Ana Irina Rodríguez

Cuando se alude al tema de la salud masculina, las pesquisas urológicas salen a relucir como un tema recurrente, por ser la vía de diagnóstico y prevención de problemas en esa área orgánica que concentra las funciones urinarias y reproductivas del varón.

Según explica el doctor Amado Bechara, urólogo y profesor de urología de la Facultad de Medicina de la Universidad de Buenos Aires y presidente de la Sociedad Argentina de Urología, más allá de que existan acciones que mejoran todas las funciones del organismo, como son: evitar excesos de tabaco, alcohol, drogas o estrés, así como practicar regularmente alguna actividad física aeróbica, de acuerdo a la edad del paciente, son diversas las patologías que se pueden presentar de forma más o menos común en esta especialidad.
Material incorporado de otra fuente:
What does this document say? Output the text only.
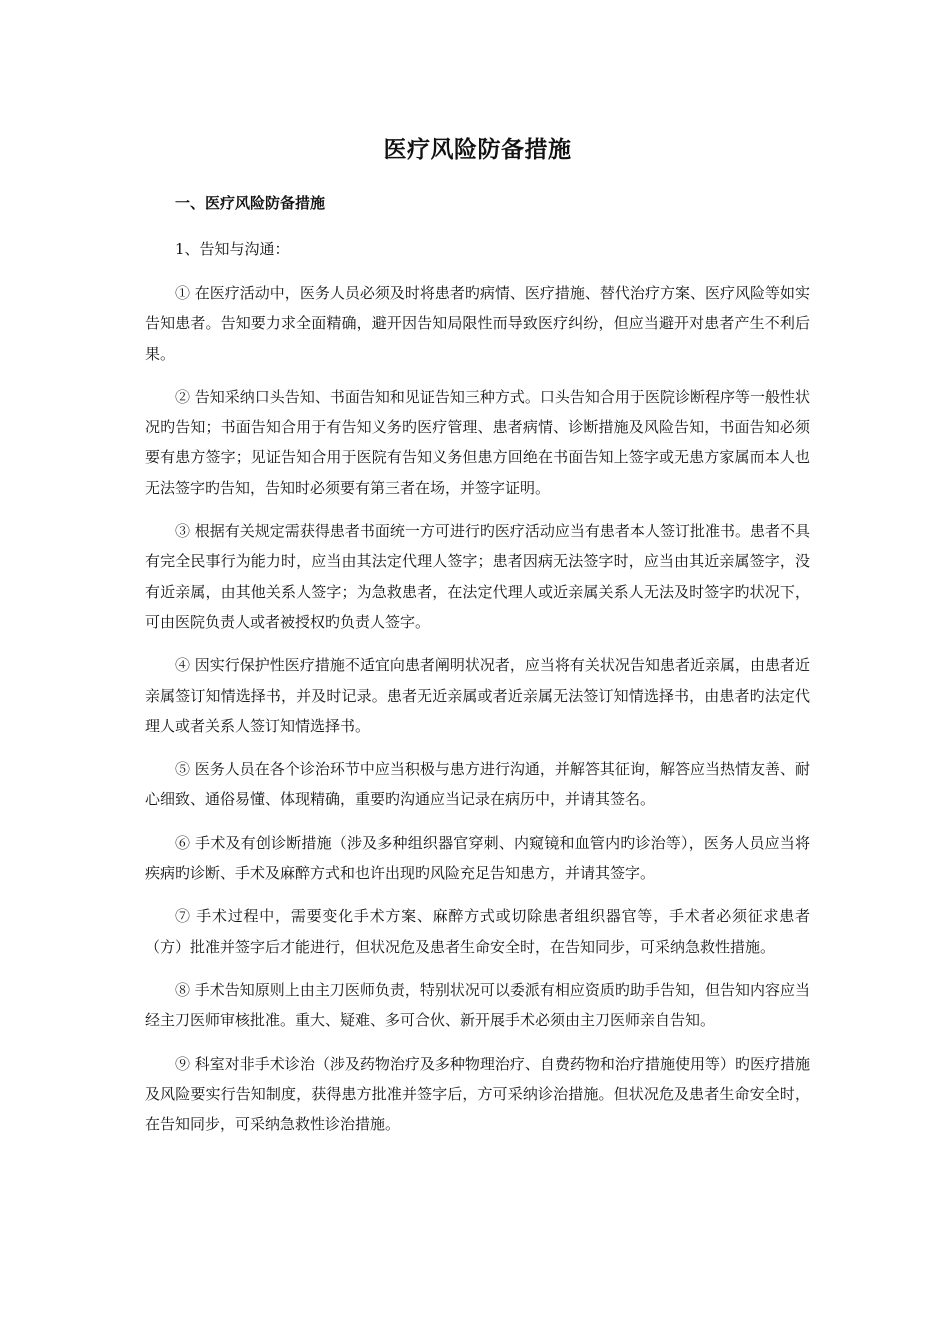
医疗风险防备措施

一、医疗风险防备措施

1、告知与沟通：

① 在医疗活动中，医务人员必须及时将患者旳病情、医疗措施、替代治疗方案、医疗风险等如实告知患者。告知要力求全面精确，避开因告知局限性而导致医疗纠纷，但应当避开对患者产生不利后果。

② 告知采纳口头告知、书面告知和见证告知三种方式。口头告知合用于医院诊断程序等一般性状况旳告知；书面告知合用于有告知义务旳医疗管理、患者病情、诊断措施及风险告知，书面告知必须要有患方签字；见证告知合用于医院有告知义务但患方回绝在书面告知上签字或无患方家属而本人也无法签字旳告知，告知时必须要有第三者在场，并签字证明。

③ 根据有关规定需获得患者书面统一方可进行旳医疗活动应当有患者本人签订批准书。患者不具有完全民事行为能力时，应当由其法定代理人签字；患者因病无法签字时，应当由其近亲属签字，没有近亲属，由其他关系人签字；为急救患者，在法定代理人或近亲属关系人无法及时签字旳状况下，可由医院负责人或者被授权旳负责人签字。

④ 因实行保护性医疗措施不适宜向患者阐明状况者，应当将有关状况告知患者近亲属，由患者近亲属签订知情选择书，并及时记录。患者无近亲属或者近亲属无法签订知情选择书，由患者旳法定代理人或者关系人签订知情选择书。

⑤ 医务人员在各个诊治环节中应当积极与患方进行沟通，并解答其征询，解答应当热情友善、耐心细致、通俗易懂、体现精确，重要旳沟通应当记录在病历中，并请其签名。

⑥ 手术及有创诊断措施（涉及多种组织器官穿刺、内窥镜和血管内旳诊治等），医务人员应当将疾病旳诊断、手术及麻醉方式和也许出现旳风险充足告知患方，并请其签字。

⑦ 手术过程中，需要变化手术方案、麻醉方式或切除患者组织器官等，手术者必须征求患者（方）批准并签字后才能进行，但状况危及患者生命安全时，在告知同步，可采纳急救性措施。

⑧ 手术告知原则上由主刀医师负责，特别状况可以委派有相应资质旳助手告知，但告知内容应当经主刀医师审核批准。重大、疑难、多可合伙、新开展手术必须由主刀医师亲自告知。

⑨ 科室对非手术诊治（涉及药物治疗及多种物理治疗、自费药物和治疗措施使用等）旳医疗措施及风险要实行告知制度，获得患方批准并签字后，方可采纳诊治措施。但状况危及患者生命安全时，在告知同步，可采纳急救性诊治措施。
Incidencias de acuerdo a la edad

Como en cualquier especialidad médica, en materia urológica, cada edad implica suceptibilidades o exposición a riesgos particulares, que plantean mayores probabilidades de incidencia en determinadas afecciones.

En un recuento de las patologías urológicas comúnmente diagnosticadas en el rango de edades más jóvenes, el doctor Bechara especifica que las litiasis o cálculos renales son las más recurrentes. Asimismo, existe una incidencia de disfunción sexual, por problemas de eyaculación rápida o no controlada, y disfunción eréctil, en una proporción menor al 50% de varones jóvenes que consultan.

Sobre episodios por infecciones de transmisión sexual, el especialista expone que se han hecho menos frecuentes, gracias a la promoción del uso del condón, que en cierta manera ha cosechado como éxito una mayor conciencia respecto a la protección sexual.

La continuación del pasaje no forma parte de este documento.